Release 0.208#

Warning

This release has the potential for data loss in the Hive connector when writing bucketed sorted tables.

General Changes#

  • Fix an issue with memory accounting that would lead to garbage collection pauses and out of memory exceptions.

  • Fix an issue that produces incorrect results when push_aggregation_through_join is enabled (#10724).

  • Preserve field names when unnesting columns of type ROW.

  • Make the cluster out of memory killer more resilient to memory accounting leaks. Previously, memory accounting leaks on the workers could effectively disable the out of memory killer.

  • Improve planning time for queries over tables with high column count.

  • Add a limit on the number of stages in a query. The default is 100 and can be changed with the query.max-stage-count configuration property and the query_max_stage_count session property.

  • Add spooky_hash_v2_32() and spooky_hash_v2_64() functions.

  • Add a cluster memory leak detector that logs queries that have possibly accounted for memory usage incorrectly on workers. This is a tool to for debugging internal errors.

  • Add support for correlated subqueries requiring coercions.

  • Add experimental support for running on Linux ppc64le.

CLI Changes#

  • Fix creation of the history file when it does not exist.

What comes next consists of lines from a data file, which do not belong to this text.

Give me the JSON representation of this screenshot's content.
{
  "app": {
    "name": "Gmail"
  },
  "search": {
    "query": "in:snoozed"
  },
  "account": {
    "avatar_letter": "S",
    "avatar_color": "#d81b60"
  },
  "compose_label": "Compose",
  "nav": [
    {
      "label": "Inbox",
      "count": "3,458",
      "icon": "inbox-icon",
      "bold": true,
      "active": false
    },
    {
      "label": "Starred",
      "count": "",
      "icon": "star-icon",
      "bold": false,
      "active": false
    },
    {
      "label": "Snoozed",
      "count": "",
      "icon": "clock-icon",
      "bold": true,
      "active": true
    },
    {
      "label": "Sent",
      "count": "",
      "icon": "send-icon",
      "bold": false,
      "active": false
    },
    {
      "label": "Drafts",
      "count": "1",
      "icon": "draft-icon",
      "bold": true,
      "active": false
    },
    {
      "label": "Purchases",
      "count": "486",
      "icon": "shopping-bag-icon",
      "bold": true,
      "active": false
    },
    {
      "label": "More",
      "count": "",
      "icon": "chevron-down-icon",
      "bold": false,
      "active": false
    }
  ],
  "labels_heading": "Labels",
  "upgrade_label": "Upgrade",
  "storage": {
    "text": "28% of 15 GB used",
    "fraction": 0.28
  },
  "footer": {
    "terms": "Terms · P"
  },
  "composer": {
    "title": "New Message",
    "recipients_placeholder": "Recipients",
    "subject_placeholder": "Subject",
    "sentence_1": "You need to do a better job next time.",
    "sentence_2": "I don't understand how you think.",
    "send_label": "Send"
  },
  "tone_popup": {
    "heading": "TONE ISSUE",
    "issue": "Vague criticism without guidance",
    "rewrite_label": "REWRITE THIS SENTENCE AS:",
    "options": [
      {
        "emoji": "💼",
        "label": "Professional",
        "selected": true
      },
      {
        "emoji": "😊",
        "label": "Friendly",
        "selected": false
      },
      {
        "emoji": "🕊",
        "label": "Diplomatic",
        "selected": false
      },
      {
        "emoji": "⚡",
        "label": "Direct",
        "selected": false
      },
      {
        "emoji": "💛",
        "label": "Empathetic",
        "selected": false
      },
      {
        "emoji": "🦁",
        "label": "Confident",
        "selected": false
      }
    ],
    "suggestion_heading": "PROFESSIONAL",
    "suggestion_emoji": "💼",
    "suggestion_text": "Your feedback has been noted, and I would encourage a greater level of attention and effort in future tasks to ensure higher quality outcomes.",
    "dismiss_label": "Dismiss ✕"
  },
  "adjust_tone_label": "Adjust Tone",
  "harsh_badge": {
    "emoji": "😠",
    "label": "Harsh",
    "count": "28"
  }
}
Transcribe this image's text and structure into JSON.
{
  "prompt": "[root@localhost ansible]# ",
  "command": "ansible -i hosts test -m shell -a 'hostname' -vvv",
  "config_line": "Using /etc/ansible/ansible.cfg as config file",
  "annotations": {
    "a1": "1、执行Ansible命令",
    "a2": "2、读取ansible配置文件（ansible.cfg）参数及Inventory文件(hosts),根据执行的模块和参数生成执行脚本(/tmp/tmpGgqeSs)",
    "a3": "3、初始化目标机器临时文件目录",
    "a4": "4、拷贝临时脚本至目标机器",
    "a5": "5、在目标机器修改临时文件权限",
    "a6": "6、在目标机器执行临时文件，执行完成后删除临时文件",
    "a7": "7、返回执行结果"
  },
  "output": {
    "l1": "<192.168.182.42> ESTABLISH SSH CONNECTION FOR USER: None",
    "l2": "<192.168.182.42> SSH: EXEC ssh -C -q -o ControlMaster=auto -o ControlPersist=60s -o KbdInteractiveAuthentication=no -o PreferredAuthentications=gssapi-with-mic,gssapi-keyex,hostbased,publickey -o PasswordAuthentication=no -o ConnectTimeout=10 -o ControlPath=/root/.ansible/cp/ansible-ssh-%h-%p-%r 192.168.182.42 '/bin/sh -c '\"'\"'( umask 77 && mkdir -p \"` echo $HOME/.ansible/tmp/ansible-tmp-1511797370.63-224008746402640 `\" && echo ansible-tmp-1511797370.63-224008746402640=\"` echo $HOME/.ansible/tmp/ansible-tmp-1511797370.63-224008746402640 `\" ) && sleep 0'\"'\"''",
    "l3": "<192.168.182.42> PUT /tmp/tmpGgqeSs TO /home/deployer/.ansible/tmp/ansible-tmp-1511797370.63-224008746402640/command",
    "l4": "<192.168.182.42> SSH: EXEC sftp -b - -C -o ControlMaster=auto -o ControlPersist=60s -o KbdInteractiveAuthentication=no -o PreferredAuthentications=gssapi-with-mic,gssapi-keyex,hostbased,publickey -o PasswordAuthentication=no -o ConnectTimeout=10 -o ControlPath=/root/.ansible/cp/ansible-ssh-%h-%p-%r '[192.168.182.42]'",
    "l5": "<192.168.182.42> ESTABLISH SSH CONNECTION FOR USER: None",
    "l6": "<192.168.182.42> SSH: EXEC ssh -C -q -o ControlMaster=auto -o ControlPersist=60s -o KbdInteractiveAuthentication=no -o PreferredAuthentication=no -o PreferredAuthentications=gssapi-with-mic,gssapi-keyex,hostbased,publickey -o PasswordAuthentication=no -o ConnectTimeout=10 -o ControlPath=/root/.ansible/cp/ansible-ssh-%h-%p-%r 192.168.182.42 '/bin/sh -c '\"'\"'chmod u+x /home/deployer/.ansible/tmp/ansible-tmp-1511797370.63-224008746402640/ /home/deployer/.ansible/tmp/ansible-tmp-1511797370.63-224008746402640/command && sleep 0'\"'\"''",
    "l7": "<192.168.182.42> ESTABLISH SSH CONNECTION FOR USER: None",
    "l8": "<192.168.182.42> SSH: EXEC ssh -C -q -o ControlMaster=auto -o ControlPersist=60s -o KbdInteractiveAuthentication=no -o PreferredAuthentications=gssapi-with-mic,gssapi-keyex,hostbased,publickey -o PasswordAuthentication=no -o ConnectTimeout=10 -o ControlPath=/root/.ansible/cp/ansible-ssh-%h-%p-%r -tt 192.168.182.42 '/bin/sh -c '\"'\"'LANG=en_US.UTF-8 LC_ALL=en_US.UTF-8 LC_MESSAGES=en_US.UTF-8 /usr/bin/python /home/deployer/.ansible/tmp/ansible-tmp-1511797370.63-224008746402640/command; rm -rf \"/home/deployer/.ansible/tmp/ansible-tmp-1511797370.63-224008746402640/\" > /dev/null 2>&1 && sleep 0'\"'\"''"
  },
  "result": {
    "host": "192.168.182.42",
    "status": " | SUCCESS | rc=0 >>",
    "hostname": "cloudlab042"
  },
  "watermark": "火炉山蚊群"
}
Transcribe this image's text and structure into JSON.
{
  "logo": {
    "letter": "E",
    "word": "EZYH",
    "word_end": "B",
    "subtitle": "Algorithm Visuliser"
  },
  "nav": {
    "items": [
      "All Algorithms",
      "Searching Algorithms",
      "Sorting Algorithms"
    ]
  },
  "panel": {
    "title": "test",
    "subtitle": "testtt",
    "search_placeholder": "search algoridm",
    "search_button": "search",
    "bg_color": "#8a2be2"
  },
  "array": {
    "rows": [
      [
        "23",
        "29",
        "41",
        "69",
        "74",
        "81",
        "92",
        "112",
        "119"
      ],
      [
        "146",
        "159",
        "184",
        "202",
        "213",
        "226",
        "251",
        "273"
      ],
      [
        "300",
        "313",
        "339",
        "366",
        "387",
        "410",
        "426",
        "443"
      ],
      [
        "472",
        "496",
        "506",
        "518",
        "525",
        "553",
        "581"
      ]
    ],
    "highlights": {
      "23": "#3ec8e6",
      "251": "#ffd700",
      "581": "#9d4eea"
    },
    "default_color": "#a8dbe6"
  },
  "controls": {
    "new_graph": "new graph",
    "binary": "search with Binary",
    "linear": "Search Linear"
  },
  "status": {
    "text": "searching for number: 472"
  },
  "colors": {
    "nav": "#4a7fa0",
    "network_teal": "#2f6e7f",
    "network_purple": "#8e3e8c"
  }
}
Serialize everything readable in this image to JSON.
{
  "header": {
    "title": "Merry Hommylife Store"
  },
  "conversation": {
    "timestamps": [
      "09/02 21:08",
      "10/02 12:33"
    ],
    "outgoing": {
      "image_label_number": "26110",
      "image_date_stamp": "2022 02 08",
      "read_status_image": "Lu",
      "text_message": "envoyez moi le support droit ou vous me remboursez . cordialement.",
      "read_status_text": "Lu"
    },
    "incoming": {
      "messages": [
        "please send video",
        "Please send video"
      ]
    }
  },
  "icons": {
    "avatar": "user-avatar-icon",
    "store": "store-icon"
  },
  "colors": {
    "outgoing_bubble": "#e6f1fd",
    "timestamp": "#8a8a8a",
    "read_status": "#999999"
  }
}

  • Add PRESTO_HISTORY_FILE environment variable to override location of history file.

Hive Connector Changes#

  • Remove size limit for writing bucketed sorted tables.

  • Support writer scaling for Parquet.

  • Improve stripe size estimation for the optimized ORC writer. This reduces the number of cases where tiny ORC stripes will be written.

  • Provide the actual size of CHAR, VARCHAR, and VARBINARY columns to the cost based optimizer.

  • Collect column level statistics when writing tables. This is disabled by default, and can be enabled by setting the hive.collect-column-statistics-on-write property.

Thrift Connector Changes#

  • Include error message from remote server in query failure message.